McRobbie also admits it is important to get it going again for the community’s morale.
“It’s a remarkable event and for those of us who have been lucky enough to be involved with it, there is a real sense of inheriting a vital family heirloom,” he said. “It’s our local Mardi Gras that we share with the world and it’s not only for the rugby community but the community at large. Everybody comes together to celebrate rugby and to celebrate the city.”
McRobbie admits that normally 50 per cent of the audience comes from overseas. However, this year that number is basically non-existent and in accordance with that, the event’s long-time tagline – “Where the World Comes to Play” – has been retrofitted this year to “Our Sevens.”
And that’s great because nobody deserves this event right now more than Hong Kong. Locals will not be competing against overseas tour operators or unscrupulous touts for tickets either.
Hong Kong Chief Executive John Lee entertained 200 CEO’s at The Global Financial Leaders Investment Summit this week and spoke of how Hong Kong was open for business again.
He told the gathered financial glitterati they better get to the front of the queue or they will miss out on glorious opportunities. But the scepticism around Hong Kong globally is very real, all of it for reasons that have been well chronicled.
To think you can merely throw out the welcome mat and expect the world to come running is unfettered hubris. You don’t ask for respect; you earn it, and Hong Kong has a lot of earning to do.
But the Sevens has respect, and it is well-earned at that. Regardless of how this year’s version works out, the Sevens will survive. The event will still grow and evolve accordingly and the reason is fairly simple.
The people behind rugby here have painstakingly and methodically built a culture that is generational and they built it on the micro-, not the macro-, level.
Of course, the Sevens steals most of the spotlight and largely funds all the other things the Union does. But the reality is that there have been thousands of kids and adults, many of them local, who have taken part in leagues and programmes the Rugby Union has set up.
“Over the last year, despite all the protocols in place, we saw 10,000 local primary school kids participate in one of our rugby programmes,” McRobbie said.
“By creating a rugby community, it’s amazing to what extent we have managed to grow the profile and understanding of the game within the local community.”
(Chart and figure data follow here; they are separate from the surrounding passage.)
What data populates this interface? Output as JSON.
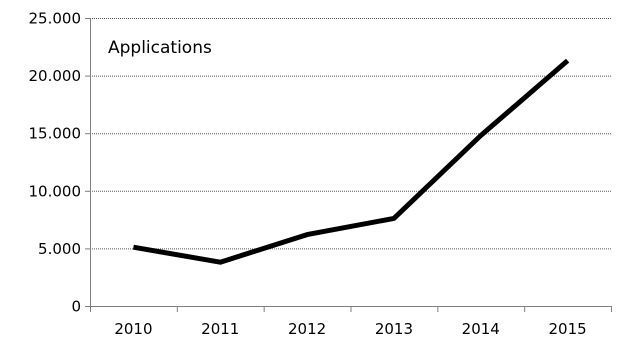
{
  "chart_data": {
    "type": "line",
    "title": "",
    "xlabel": "",
    "ylabel": "",
    "categories": [
      "2010",
      "2011",
      "2012",
      "2013",
      "2014",
      "2015"
    ],
    "series": [
      {
        "name": "Applications",
        "values": [
          5100,
          3800,
          6200,
          7600,
          14800,
          21300
        ],
        "color": "#000000"
      }
    ],
    "ylim": [
      0,
      25000
    ],
    "yticks": [
      0,
      5000,
      10000,
      15000,
      20000,
      25000
    ],
    "ytick_labels": [
      "0",
      "5.000",
      "10.000",
      "15.000",
      "20.000",
      "25.000"
    ],
    "grid": "horizontal dotted",
    "legend": "none"
  }
}
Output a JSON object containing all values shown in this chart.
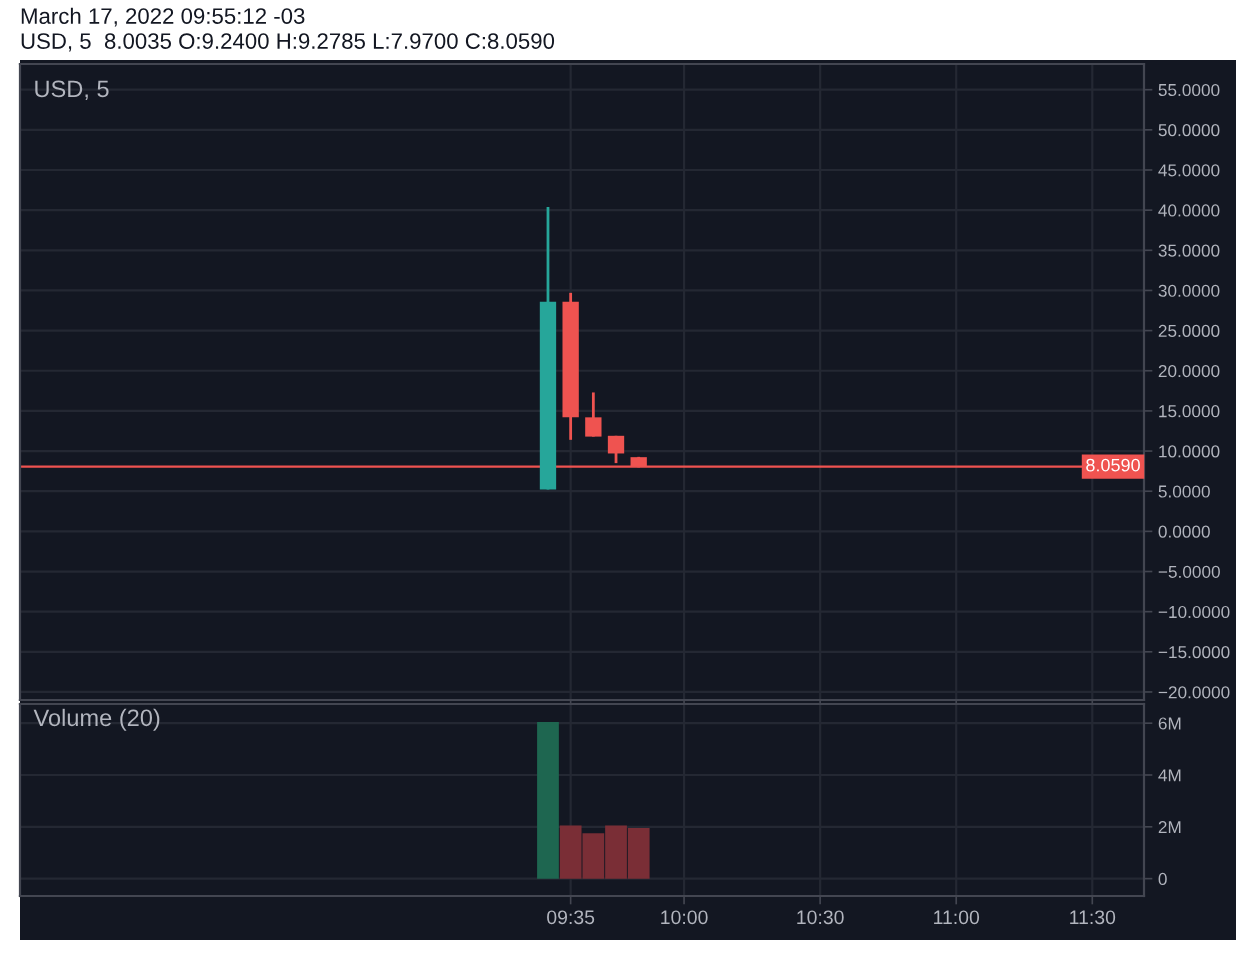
{
  "chart_data": [
    {
      "type": "candlestick",
      "title": "USD, 5",
      "annotations": [
        "March 17, 2022 09:55:12 -03",
        "USD, 5  8.0035 O:9.2400 H:9.2785 L:7.9700 C:8.0590"
      ],
      "x": [
        9.5,
        9.5833,
        9.6667,
        9.75,
        9.8333
      ],
      "ohlc": [
        [
          5.2,
          40.4,
          5.2,
          28.6
        ],
        [
          28.6,
          29.7,
          11.4,
          14.2
        ],
        [
          14.2,
          17.3,
          11.8,
          11.8
        ],
        [
          11.9,
          11.9,
          8.5,
          9.7
        ],
        [
          9.24,
          9.2785,
          7.97,
          8.059
        ]
      ],
      "colors": [
        "#26a69a",
        "#ef5350",
        "#ef5350",
        "#ef5350",
        "#ef5350"
      ],
      "xlim": [
        7.56,
        11.69
      ],
      "xticks": [
        {
          "value": 9.5833,
          "label": null
        },
        {
          "value": 10,
          "label": null
        },
        {
          "value": 10.5,
          "label": null
        },
        {
          "value": 11,
          "label": null
        },
        {
          "value": 11.5,
          "label": null
        }
      ],
      "ylim": [
        -21,
        58.2
      ],
      "yticks": [
        {
          "value": -20,
          "label": "−20.0000"
        },
        {
          "value": -15,
          "label": "−15.0000"
        },
        {
          "value": -10,
          "label": "−10.0000"
        },
        {
          "value": -5,
          "label": "−5.0000"
        },
        {
          "value": 0,
          "label": "0.0000"
        },
        {
          "value": 5,
          "label": "5.0000"
        },
        {
          "value": 10,
          "label": "10.0000"
        },
        {
          "value": 15,
          "label": "15.0000"
        },
        {
          "value": 20,
          "label": "20.0000"
        },
        {
          "value": 25,
          "label": "25.0000"
        },
        {
          "value": 30,
          "label": "30.0000"
        },
        {
          "value": 35,
          "label": "35.0000"
        },
        {
          "value": 40,
          "label": "40.0000"
        },
        {
          "value": 45,
          "label": "45.0000"
        },
        {
          "value": 50,
          "label": "50.0000"
        },
        {
          "value": 55,
          "label": "55.0000"
        }
      ],
      "grid": true,
      "tick_labels": "y",
      "ref_lines": [
        {
          "axis": "y",
          "value": 8.059,
          "label": "8.0590",
          "color": "#ef5350"
        }
      ]
    },
    {
      "type": "bar",
      "title": "Volume (20)",
      "x": [
        9.5,
        9.5833,
        9.6667,
        9.75,
        9.8333
      ],
      "values": [
        6050000,
        2050000,
        1750000,
        2050000,
        1950000
      ],
      "colors": [
        "#1e6650",
        "#7a2e36",
        "#7a2e36",
        "#7a2e36",
        "#7a2e36"
      ],
      "xlim": [
        7.56,
        11.69
      ],
      "xticks": [
        {
          "value": 9.5833,
          "label": "09:35"
        },
        {
          "value": 10,
          "label": "10:00"
        },
        {
          "value": 10.5,
          "label": "10:30"
        },
        {
          "value": 11,
          "label": "11:00"
        },
        {
          "value": 11.5,
          "label": "11:30"
        }
      ],
      "ylim": [
        -670000,
        6740000
      ],
      "yticks": [
        0,
        {
          "value": 2000000,
          "label": "2M"
        },
        {
          "value": 4000000,
          "label": "4M"
        },
        {
          "value": 6000000,
          "label": "6M"
        }
      ],
      "grid": true
    }
  ]
}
It’s also amazing to see the impact of that community both far and wide. I was recently watching a report on the war in Ukraine only to find out the correspondent reporting on it was actually a member of the Hong Kong women’s 2017 Rugby World Cup team.
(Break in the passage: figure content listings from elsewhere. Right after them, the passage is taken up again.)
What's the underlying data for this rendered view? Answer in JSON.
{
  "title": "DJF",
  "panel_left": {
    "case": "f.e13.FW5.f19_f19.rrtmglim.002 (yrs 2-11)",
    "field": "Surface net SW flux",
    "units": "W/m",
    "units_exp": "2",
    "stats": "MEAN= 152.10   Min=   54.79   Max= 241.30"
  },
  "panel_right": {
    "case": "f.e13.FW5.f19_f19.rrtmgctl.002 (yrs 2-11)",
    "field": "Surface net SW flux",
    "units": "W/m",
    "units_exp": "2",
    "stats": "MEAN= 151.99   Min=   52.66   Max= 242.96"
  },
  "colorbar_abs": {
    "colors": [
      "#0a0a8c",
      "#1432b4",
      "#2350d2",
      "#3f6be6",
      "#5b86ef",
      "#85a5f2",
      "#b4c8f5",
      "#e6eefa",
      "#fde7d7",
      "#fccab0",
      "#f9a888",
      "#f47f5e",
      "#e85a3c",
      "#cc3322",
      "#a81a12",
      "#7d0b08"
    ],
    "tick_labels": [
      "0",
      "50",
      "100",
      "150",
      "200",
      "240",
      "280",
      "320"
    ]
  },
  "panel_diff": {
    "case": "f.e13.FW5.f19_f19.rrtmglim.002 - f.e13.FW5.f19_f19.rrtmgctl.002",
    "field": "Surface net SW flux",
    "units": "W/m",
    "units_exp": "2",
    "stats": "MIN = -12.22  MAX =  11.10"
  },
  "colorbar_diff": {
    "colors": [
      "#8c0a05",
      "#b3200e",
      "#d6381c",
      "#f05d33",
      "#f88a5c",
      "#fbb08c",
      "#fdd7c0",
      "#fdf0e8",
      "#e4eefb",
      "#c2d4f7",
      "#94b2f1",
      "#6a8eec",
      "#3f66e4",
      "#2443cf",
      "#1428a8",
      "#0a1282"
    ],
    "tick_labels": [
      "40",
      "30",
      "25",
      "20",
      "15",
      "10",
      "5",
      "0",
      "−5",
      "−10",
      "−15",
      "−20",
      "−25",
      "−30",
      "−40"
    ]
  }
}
“There is no question that my involvement in rugby from the age of 11 on has had a positive impact and played a huge role in my life,” Laurel Chor said.
Being a war correspondent is challenging enough, but being a female one in a male dominated field can be even more daunting.
“I was so lucky to grow up in an environment where a girl playing rugby was not a big deal, it was totally normal,” Chor said.
“We started playing so young that we always grew up feeling empowered. It never even crossed my mind that I couldn’t do those things. There is this general, supportive atmosphere in rugby that has influenced my values which in turn has influenced my work and what I care about.”
The community outreach of rugby – working with disadvantaged youngsters and at-risk youth who are looking for some positive guidance and a second chance – has helped to create an organic culture that is built to endure.
“Religion, status, colour, creed, ethnicity, whatever it is, we have got kids and young adults from every walk of life engaged in the game,” McRobbie said. “It’s the essence of the values of the game.”
If you talk the talk, you better walk the walk and they have. It’s an invaluable lesson for our appointed leaders as they try to propel Hong Kong forward.
Good news though – they need look no further than Hong Kong Stadium this weekend for a proper lesson in the organic value of earning, not asking for, respect.